Don't get me wrong. I love this house, and I don't regret for a moment my decision to purchase it. But as a single working mom, I've come up hard against the realities of how much money I make and how much time I have contrasted starkly against how much this house needs. It's a little discouraging at times.
So, when I saw this quote my heart did a little sideways squirm-- part YeaH! and part good old Lutheran guilt. Sideways squirms are always uncomfortable and they mean it's time to get to work. Long lists overwhelm me, so I've honed it down five broad categories that apply to many, many of the things I have to do, and get me further down the road no matter which one I choose.
1. Finish a bedroom. Any bedroom.
My son Noah's bedroom is finished. If you don't count painting the woodwork. The twins room is done. If you don't count painting the wood work, the desk, and hanging the art work. Grant's room needs two walls painted, a head board attached to the bed, and the woodwork painted. My room is the worst.

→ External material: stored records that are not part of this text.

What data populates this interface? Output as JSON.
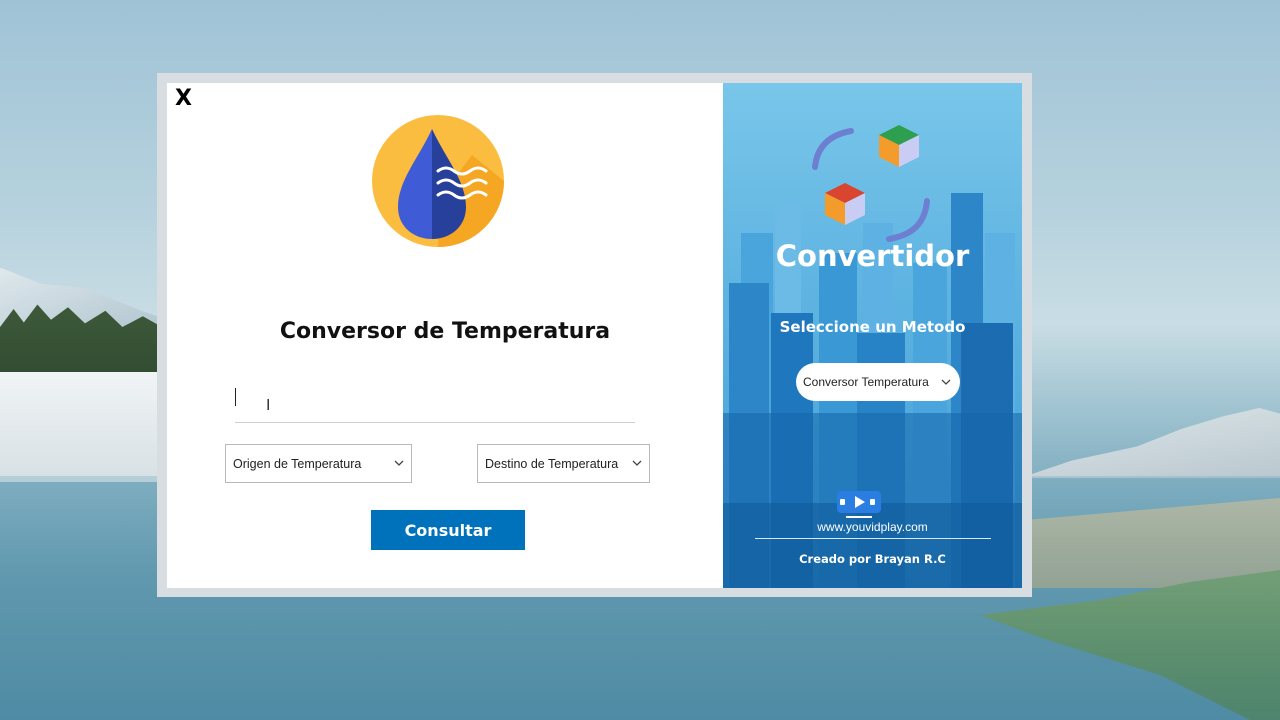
{
  "window": {
    "close_label": "X"
  },
  "converter": {
    "title": "Conversor de Temperatura",
    "input_value": "",
    "origin_select": "Origen de Temperatura",
    "destination_select": "Destino de Temperatura",
    "submit_label": "Consultar"
  },
  "side_panel": {
    "title": "Convertidor",
    "subtitle": "Seleccione un Metodo",
    "method_select": "Conversor Temperatura",
    "website": "www.youvidplay.com",
    "credit": "Creado por Brayan R.C"
  },
  "colors": {
    "primary_button": "#0072bc",
    "side_panel": "#5fb4e1"
  },
  "icons": [
    "close-icon",
    "water-drop-logo-icon",
    "chevron-down-icon",
    "cubes-sync-icon",
    "play-video-icon"
  ]
}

It isn't much further beyond this stage:
After my sister rocked that drywall for a couple of weeks in July, I plastered for awhile, did a little painting, threw my bed in a corner (not this corner, but one of them) and......well, life happened.
2. Make progress with little projects.
Around the house are dozens, if not hundreds of little projects. Some as small (and as boring) as tightening screws on old doorknobs. Others more fun, like this one:
The lamp is a vintage find on Etsy, perfect for Grant's room in shades of gray, black, and orange. But the shade needs covering with some color scheme appropriate fabric. The hardware needs adjusting too, so the shade won't hang crooked as it does in this photo.
Moving, despite my best laid plans, devolved into a haphazard affair where in the end I just wanted to get the hell out, and get the hell in. Boxes ended where they got dropped, and as we moved into spaces it was a matter of getting stuff up out of the way. What resulted was a lot of this:
|Lightbulbs and toothpaste go together like-- Oh, nevermind.|
4. Better home AND garden.
The front yard was left a disaster this fall, after I ripped up a half dead and buggy flowering plum, a bunch of weeds, and broken chunks of concrete (white trash landscaping). The house exterior desperately needs paint, fresh color, and the shutters put back on the facade. I'll be spending the summer giving this house the curb appeal that it deserves.
At this point I'm welcoming all landscaping design ideas, though I will try to stick with the classic American garden standards to fit in with the house's history: peonies, iris, roses, and asters.
5. Investigate little mysteries.
This house has a ton of them. This, for instance:
2012 has begun, beyond the doorstep, into the paint cans, closets, and garden beds. Let's go!